Here are the top traits that emerged out of the discussions. These are 3 key questions investors will seek answers from entrepreneurs before deciding on funding the startup.

1) Do you have the guts and drive to cross the dark valley?

"When an entrepreneur succeeds, there is so much glamour and halo attached to them. What is forgotten or undervalued is the walk through the dark valley entrepreneurs go through," Vani Kola, Managing Director, Kalaari Capital, told us. Before she became a VC, Vani Kola had built two successful companies in Silicon Valley and exited them with billion-dollar valuation. "There are times when you can't access capital, nobody believes in your idea, and even when you are winning or think you are winning, nobody really gives any value to the growth you are creating. Sometimes you don't know how in the next six months you can take your business to the next level. There are so many lonely, dark spots in the growing of your business. As I have experienced those personally, I look at an entrepreneur and see, do they have the guts and drive inside them to cross that black hole? Will they get consumed by that? Will they quit or will they persevere?" This is one quality she looks for in an entrepreneur. "That elusive quality of perseverance -- People who can compartmentalise these inevitable problems, which are costs every entrepreneur has to bear, and have immense faith on their product or service, and have a deep passion to pursue it -- is something that I, having been an entrepreneur myself, empathise with. On the days things don't go great, this quality will see the entrepreneur through," she says.

Related story: Vani Kola reveals how she picked two of India’s biggest ecommerce success stories: Snapdeal and Myntra

2) Can you transmit your passion and faith to the investor?
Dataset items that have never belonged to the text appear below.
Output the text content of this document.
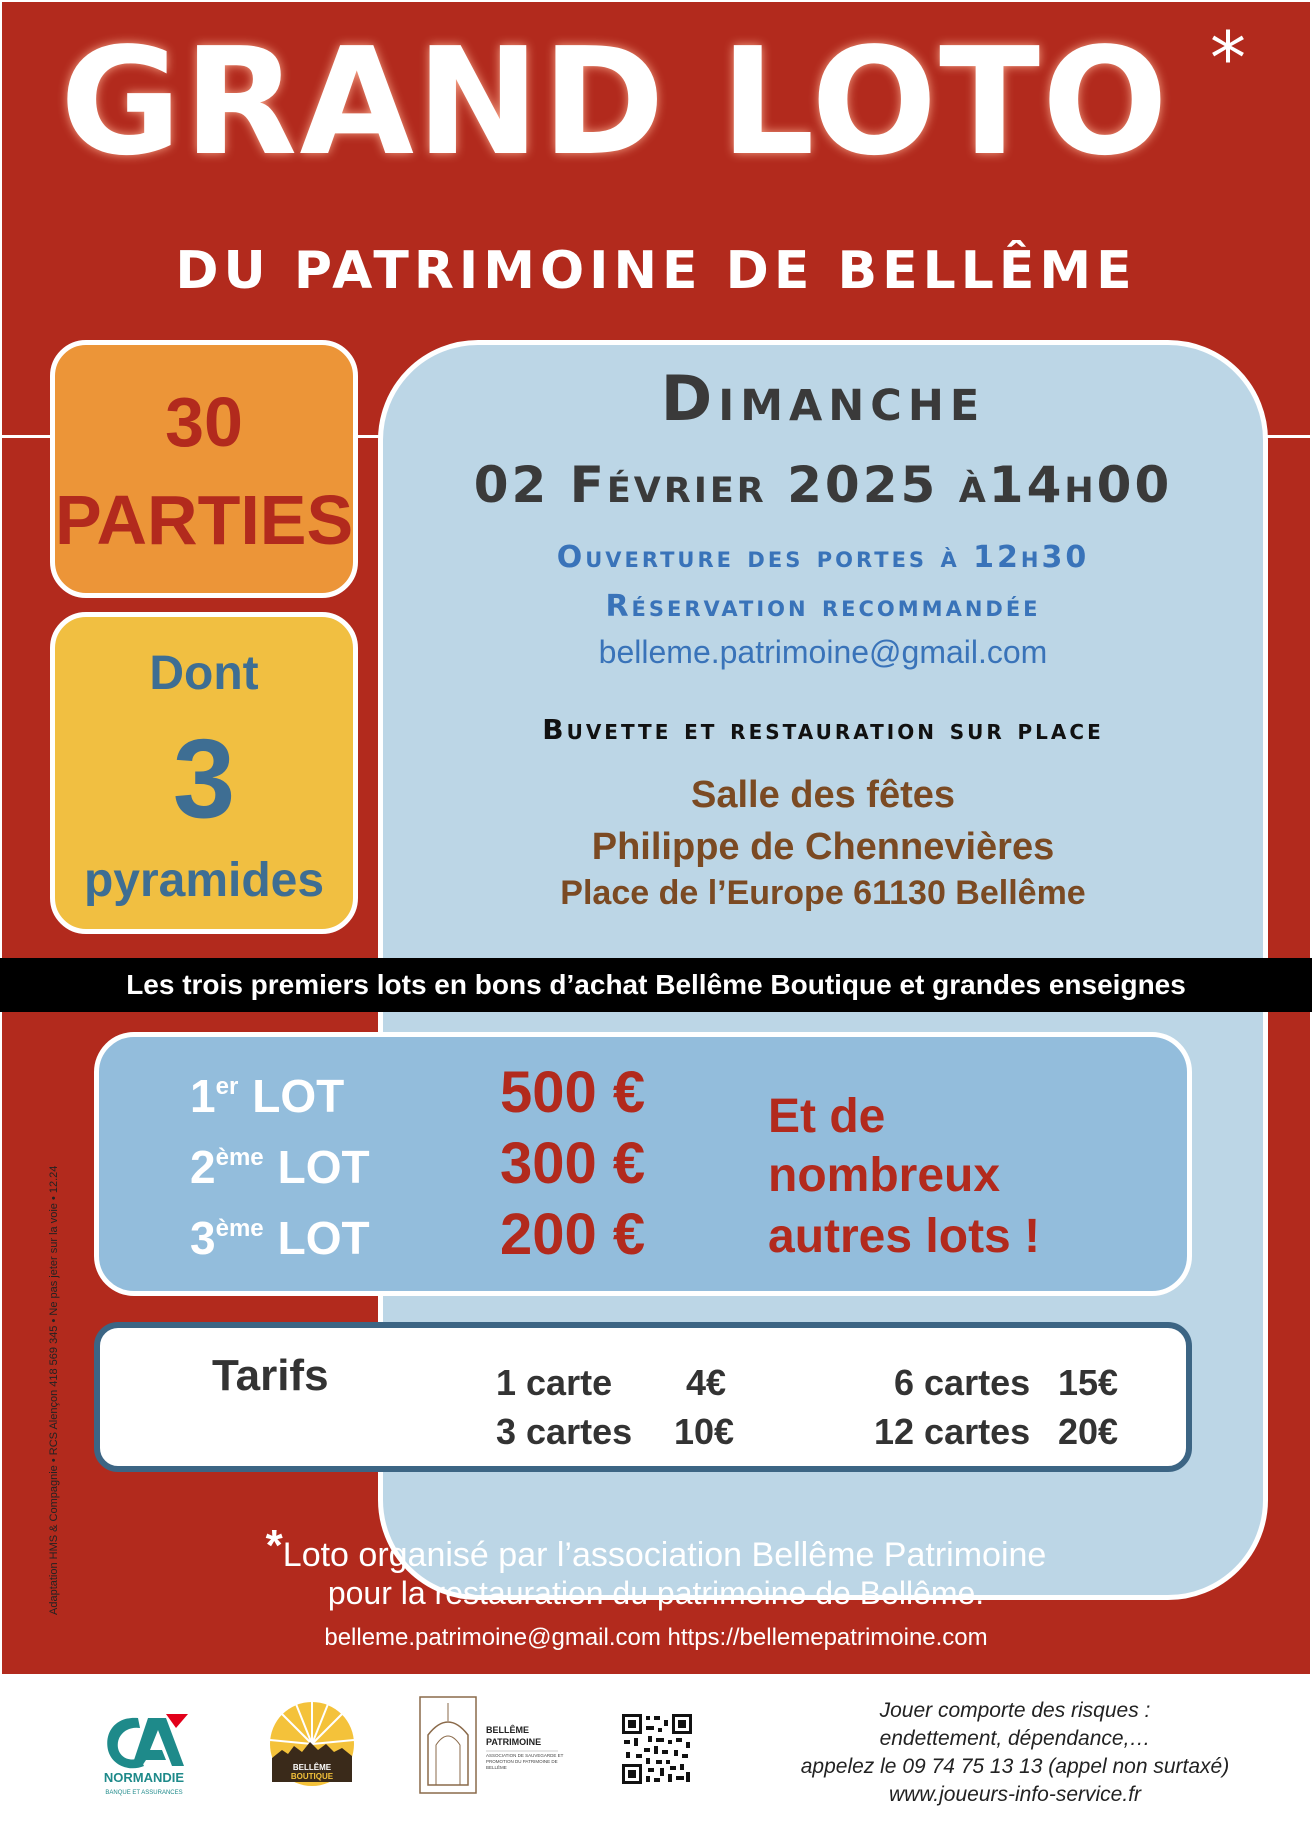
GRAND LOTO *
DU PATRIMOINE DE BELLÊME
30
PARTIES
Dont
3
pyramides
Dimanche
02 Février 2025 à14h00
Ouverture des portes à 12h30
Réservation recommandée
belleme.patrimoine@gmail.com
Buvette et restauration sur place
Salle des fêtes
Philippe de Chennevières
Place de l’Europe 61130 Bellême
Les trois premiers lots en bons d’achat Bellême Boutique et grandes enseignes
1er LOT	500 €
2ème LOT 300 €
3ème LOT 200 €
Et de
nombreux
autres lots !
Tarifs	1 carte 4€
3 cartes 10€
6 cartes 15€
12 cartes 20€
*Loto organisé par l’association Bellême Patrimoine
pour la restauration du patrimoine de Bellême.
belleme.patrimoine@gmail.com https://bellemepatrimoine.com
Adaptation HMS & Compagnie • RCS Alençon 418 569 345 • Ne pas jeter sur la voie • 12.24
NORMANDIE
BANQUE ET ASSURANCES
BELLÊME
BOUTIQUE
BELLÊME
PATRIMOINE
ASSOCIATION DE SAUVEGARDE ET PROMOTION DU PATRIMOINE DE BELLÊME
Jouer comporte des risques :
endettement, dépendance,…
appelez le 09 74 75 13 13 (appel non surtaxé)
www.joueurs-info-service.fr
At the stage of seed and series A round of funding, an entrepreneur doesn't have numbers to back him, and therefore investors have a tough decision before them. "You don't know whether the business will take off or taper off; you don't know whether the entrepreneur who delivered the business from ten lakhs to five crore rupees can actually build a business that looks like it can go to fifty crores. You don't know whether the team is fully in place to do that. You don't know whether the market sizing is yet niche or is it going to grow to a 20 million or is it going to cross that 100 million mark which everybody is looking for in India. And therefore an investor is far more hesitant," explains Karthik Reddy, co-founder and managing partner of Blume Ventures. "The investors who eventually end up cutting the cheque are those who become equally passionate about solving all those questions. They see that spark in the entrepreneur. They see that market opportunity, just as the entrepreneur sees it. At seed, it is probably an extreme version of that shared passion and faith."

Related story: Your degree may be the reason why your startup is not funded

3) How good is your team or can you build a great team?

However good your product is, however good a coder or business head you are, without a complimentary team member or without the ability to build a great organisation you are not going to survive and make it to series A, Karthik Reddy says. "The learning from three years of seed investing is that the team is more important in our evaluation matrix as we mature as a fund. Without a good team, even if you somehow make it to series A, you are probably going to falter before you get to series B, leave alone grand hundred million exit stories." According to him, investors should walk away from the opportunity however good the idea might be or however much they relate to the idea if the team isn't strong enough or the entrepreneur looks unlikely to be a good team leader. "After all, an investor is not going to run the startup for the entrepreneur. So fundamentally, if they are not going to make their business work themselves, you shouldn't invest in it."